Compromise of Popular NPM Packages Debug and Chalk

At a glance

• Supply Chain Attack Targeting NPM Debug and Chalk Packages.
• Malicious Code Injected into Popular NPM Packages
• Backdoored package versions designed to intercept crypto/Web3 wallet activity and redirect funds to attacker-controlled addresses.

Observation Summary

• A recent supply chain attack compromised two widely used NPM packages, Debug and Chalk, after an attacker gained access to a maintainer’s account through a phishing campaign. Malicious code was injected into updated versions of these packages, designed to target browser environments and intercept cryptocurrency wallet transactions.
• The affected versions were quickly removed, but the incident highlights the growing risks of open-source dependency compromises.

What's Happening

• Attackers sent a phishing email from a fake domain (support@npmjs.help).
• The NPM packages “Debug” and “Chalk”, along with several dependencies were compromised after the attacker phished the maintainer’s credentials.
• The attacker achieved account takeover by sending a fake NPM support email prompting the maintainer to reconfigure 2FA, leading to full package publishing access.
• The maintainer’s npm account was compromised. A malicious version of these packages was uploaded to the NPM registry, containing obfuscated JavaScript code that executed under specific conditions.
• The payload was designed to activate only in browser environments, checking for objects like window and window. ethereum (commonly used in crypto wallets).
• Once triggered, the malware intercepted and modified cryptocurrency wallet API calls, potentially redirecting transactions to attacker-controlled addresses.

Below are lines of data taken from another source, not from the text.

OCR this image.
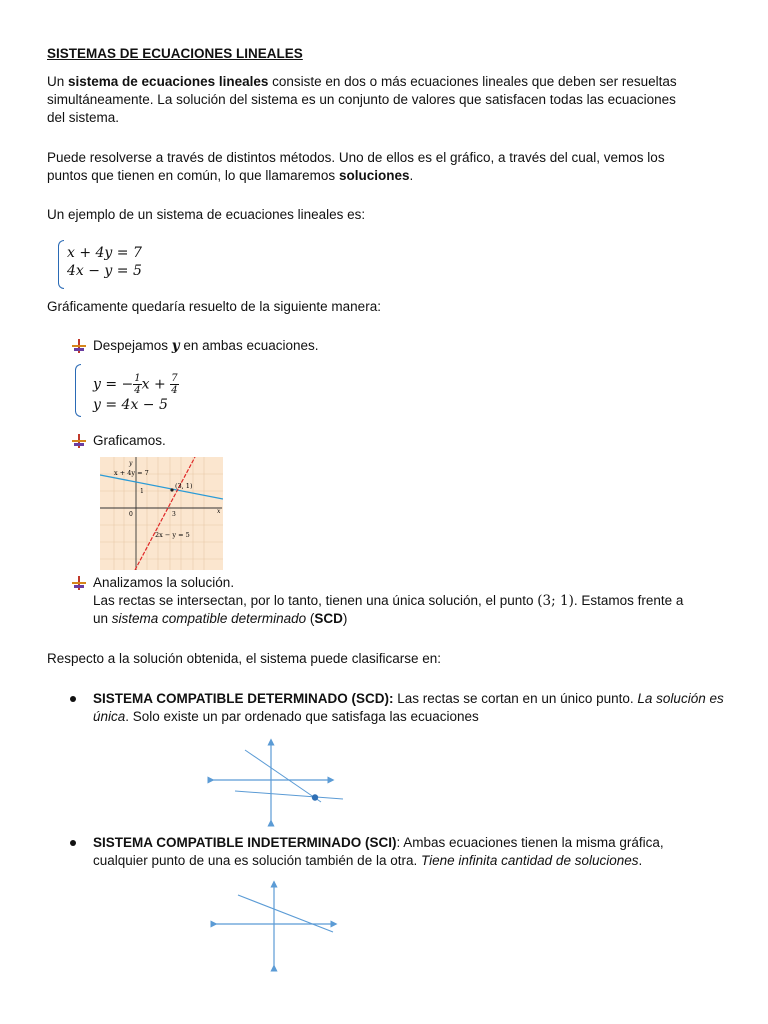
SISTEMAS DE ECUACIONES LINEALES
Un sistema de ecuaciones lineales consiste en dos o más ecuaciones lineales que deben ser resueltas
simultáneamente. La solución del sistema es un conjunto de valores que satisfacen todas las ecuaciones
del sistema.
Puede resolverse a través de distintos métodos. Uno de ellos es el gráfico, a través del cual, vemos los
puntos que tienen en común, lo que llamaremos soluciones.
Un ejemplo de un sistema de ecuaciones lineales es:
x + 4y = 7
4x − y = 5
Gráficamente quedaría resuelto de la siguiente manera:
Despejamos y en ambas ecuaciones.
y = − $\frac{1}{4}$ $x + \frac{7}{4}$
y = 4x − 5
Graficamos.
x + 4y = 7
(3, 1)
2x − y = 5
y
x
0
1
3
Analizamos la solución.
Las rectas se intersectan, por lo tanto, tienen una única solución, el punto (3; 1). Estamos frente a
un sistema compatible determinado (SCD)
Respecto a la solución obtenida, el sistema puede clasificarse en:
SISTEMA COMPATIBLE DETERMINADO (SCD): Las rectas se cortan en un único punto. La solución es
única. Solo existe un par ordenado que satisfaga las ecuaciones
SISTEMA COMPATIBLE INDETERMINADO (SCI): Ambas ecuaciones tienen la misma gráfica,
cualquier punto de una es solución también de la otra. Tiene infinita cantidad de soluciones.
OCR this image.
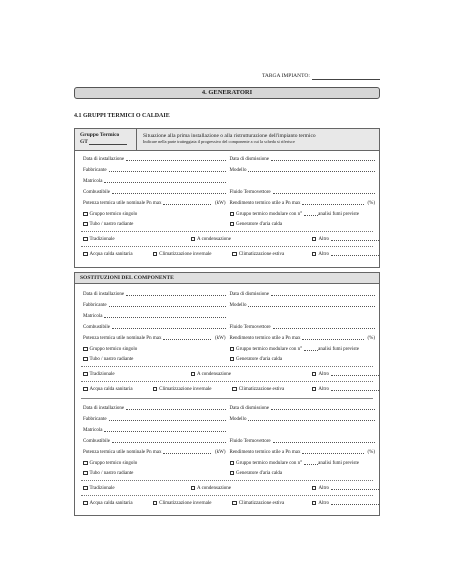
TARGA IMPIANTO:
4. GENERATORI
4.1 GRUPPI TERMICI O CALDAIE
Gruppo Termico
GT
Situazione alla prima installazione o alla ristrutturazione dell'impianto termico
Indicare nella parte tratteggiata il progressivo del componente a cui la scheda si riferisce
Data di installazione	Data di dismissione
Fabbricante	Modello
Matricola
Combustibile	Fluido Termovettore
Potenza termica utile nominale Pn max	(kW) Rendimento termico utile a Pn max	(%)
Gruppo termico singolo	Gruppo termico modulare con n°	analisi fumi previste
Tubo / nastro radiante	Generatore d'aria calda
Tradizionale	A condensazione	Altro
Acqua calda sanitaria	Climatizzazione invernale	Climatizzazione estiva	Altro
SOSTITUZIONI DEL COMPONENTE
Data di installazione	Data di dismissione
Fabbricante	Modello
Matricola
Combustibile	Fluido Termovettore
Potenza termica utile nominale Pn max	(kW) Rendimento termico utile a Pn max	(%)
Gruppo termico singolo	Gruppo termico modulare con n°	analisi fumi previste
Tubo / nastro radiante	Generatore d'aria calda
Tradizionale	A condensazione	Altro
Acqua calda sanitaria	Climatizzazione invernale	Climatizzazione estiva	Altro
Data di installazione	Data di dismissione
Fabbricante	Modello
Matricola
Combustibile	Fluido Termovettore
Potenza termica utile nominale Pn max	(kW) Rendimento termico utile a Pn max	(%)
Gruppo termico singolo	Gruppo termico modulare con n°	analisi fumi previste
Tubo / nastro radiante	Generatore d'aria calda
Tradizionale	A condensazione	Altro
Acqua calda sanitaria	Climatizzazione invernale	Climatizzazione estiva	Altro
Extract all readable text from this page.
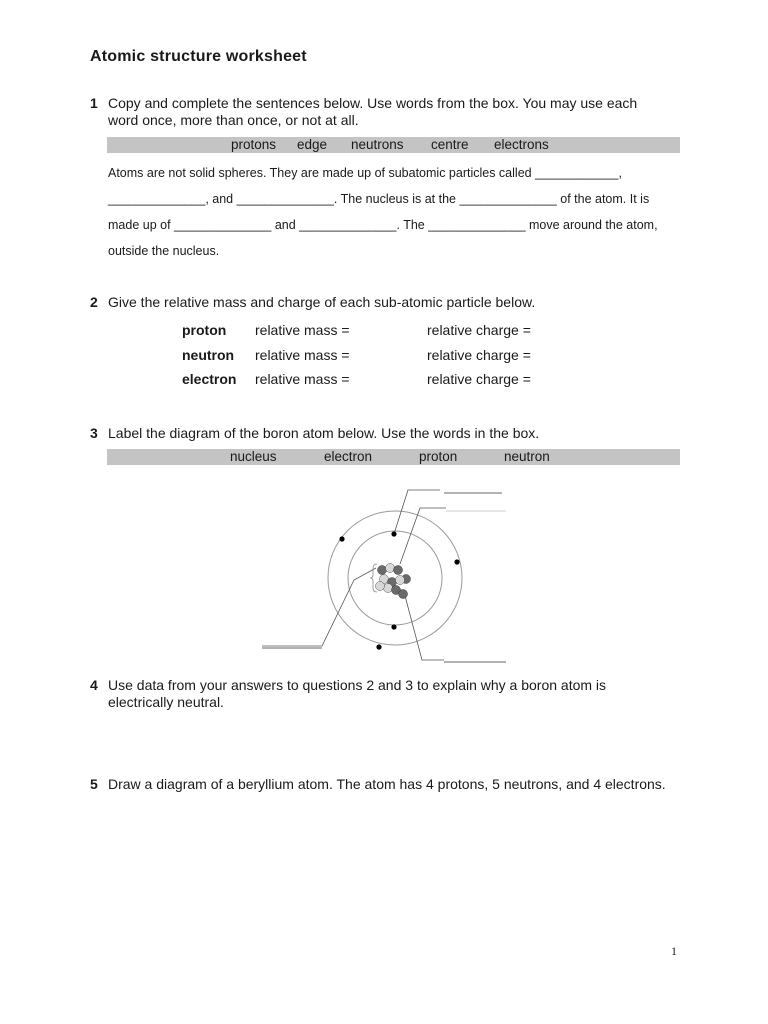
Atomic structure worksheet
1 Copy and complete the sentences below. Use words from the box. You may use each word once, more than once, or not at all.
protons edge neutrons centre electrons
Atoms are not solid spheres. They are made up of subatomic particles called ____________, ______________, and ______________. The nucleus is at the ______________ of the atom. It is made up of ______________ and ______________. The ______________ move around the atom, outside the nucleus.
2 Give the relative mass and charge of each sub-atomic particle below.
proton relative mass =	relative charge =
neutron relative mass =	relative charge =
electron relative mass =	relative charge =
3 Label the diagram of the boron atom below. Use the words in the box.
nucleus	electron	proton	neutron
4 Use data from your answers to questions 2 and 3 to explain why a boron atom is electrically neutral.
5 Draw a diagram of a beryllium atom. The atom has 4 protons, 5 neutrons, and 4 electrons.
1
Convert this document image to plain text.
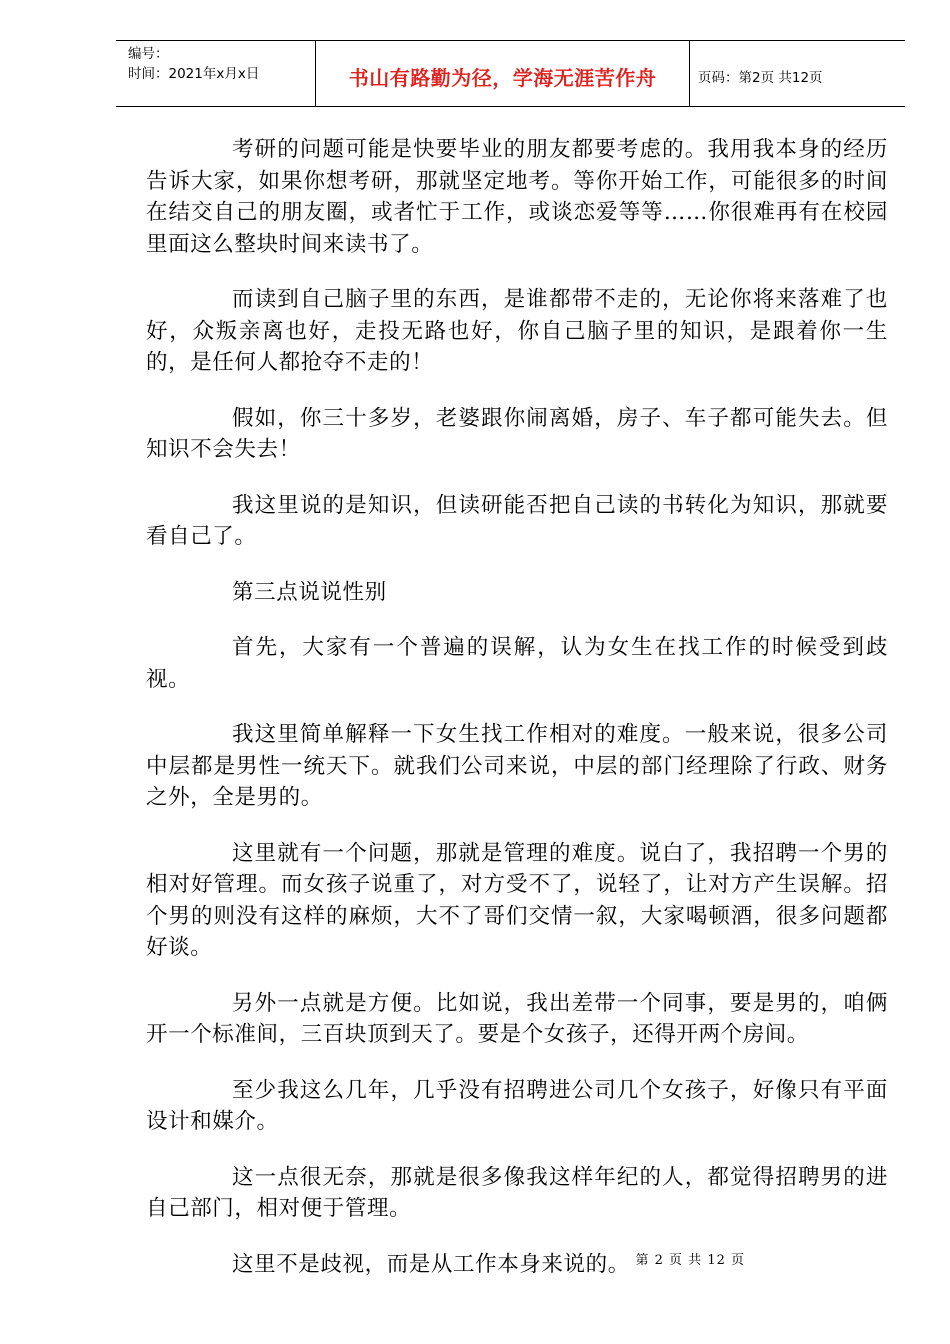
编号：
时间：2021年x月x日	书山有路勤为径，学海无涯苦作舟	页码：第2页 共12页

考研的问题可能是快要毕业的朋友都要考虑的。我用我本身的经历告诉大家，如果你想考研，那就坚定地考。等你开始工作，可能很多的时间在结交自己的朋友圈，或者忙于工作，或谈恋爱等等……你很难再有在校园里面这么整块时间来读书了。

而读到自己脑子里的东西，是谁都带不走的，无论你将来落难了也好，众叛亲离也好，走投无路也好，你自己脑子里的知识，是跟着你一生的，是任何人都抢夺不走的！

假如，你三十多岁，老婆跟你闹离婚，房子、车子都可能失去。但知识不会失去！

我这里说的是知识，但读研能否把自己读的书转化为知识，那就要看自己了。

第三点说说性别

首先，大家有一个普遍的误解，认为女生在找工作的时候受到歧视。

我这里简单解释一下女生找工作相对的难度。一般来说，很多公司中层都是男性一统天下。就我们公司来说，中层的部门经理除了行政、财务之外，全是男的。

这里就有一个问题，那就是管理的难度。说白了，我招聘一个男的相对好管理。而女孩子说重了，对方受不了，说轻了，让对方产生误解。招个男的则没有这样的麻烦，大不了哥们交情一叙，大家喝顿酒，很多问题都好谈。

另外一点就是方便。比如说，我出差带一个同事，要是男的，咱俩开一个标准间，三百块顶到天了。要是个女孩子，还得开两个房间。

至少我这么几年，几乎没有招聘进公司几个女孩子，好像只有平面设计和媒介。

这一点很无奈，那就是很多像我这样年纪的人，都觉得招聘男的进自己部门，相对便于管理。

这里不是歧视，而是从工作本身来说的。 第 2 页 共 12 页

Indicators of Compromise (IOCs)

• Malicious versions: debug@4.4.2, chalk@5.6.1, ansi-styles@6.2.2
• Phishing domain: npmjs.help
• Malicious code behaviour: obfuscated scripts checking for “window.ethereum“and hooking into wallet transaction functions.

Why It Matters

• The compromised packages are foundational in the JavaScript ecosystem, with billions of weekly downloads, meaning a vast number of projects and developers were potentially affected.
• The malicious code specifically targeted cryptocurrency wallet transactions, creating a direct risk of fund theft for end-users and applications interacting with Web3 technologies.
• Developers and organizations rely on open-source packages, and such attacks undermine trust in widely used libraries.
• Organizations may face downtime, remediation costs, and reputational risk while auditing dependencies and ensuring no compromised versions remain in use.

Recommendations

User Awareness

• Be cautious of phishing emails claiming to be from NPM or support teams.
• Avoid clicking links or providing credentials in suspicious emails.
• Report any suspicious activity or unexpected prompts to the security team.
• Understand that even trusted open-source software can be a vector for attacks.

Technical Defence

• Check all projects to see if they are using the affected package versions.
• Downgrade or lock packages to versions that are known to be safe.
• Delete node modules and lock files (package-lock. Json or yarn. Lock) and reinstall packages.
• Change any API keys, tokens, or wallet secrets that could have been exposed.
• Monitor any crypto wallets or transactions for unusual activity.
• Use multi-factor authentication (MFA) and hardware tokens for package publishing accounts.
• Wait for the community to confirm new package versions are safe before using them.
• Educate your team about supply chain attacks and safe package management practices.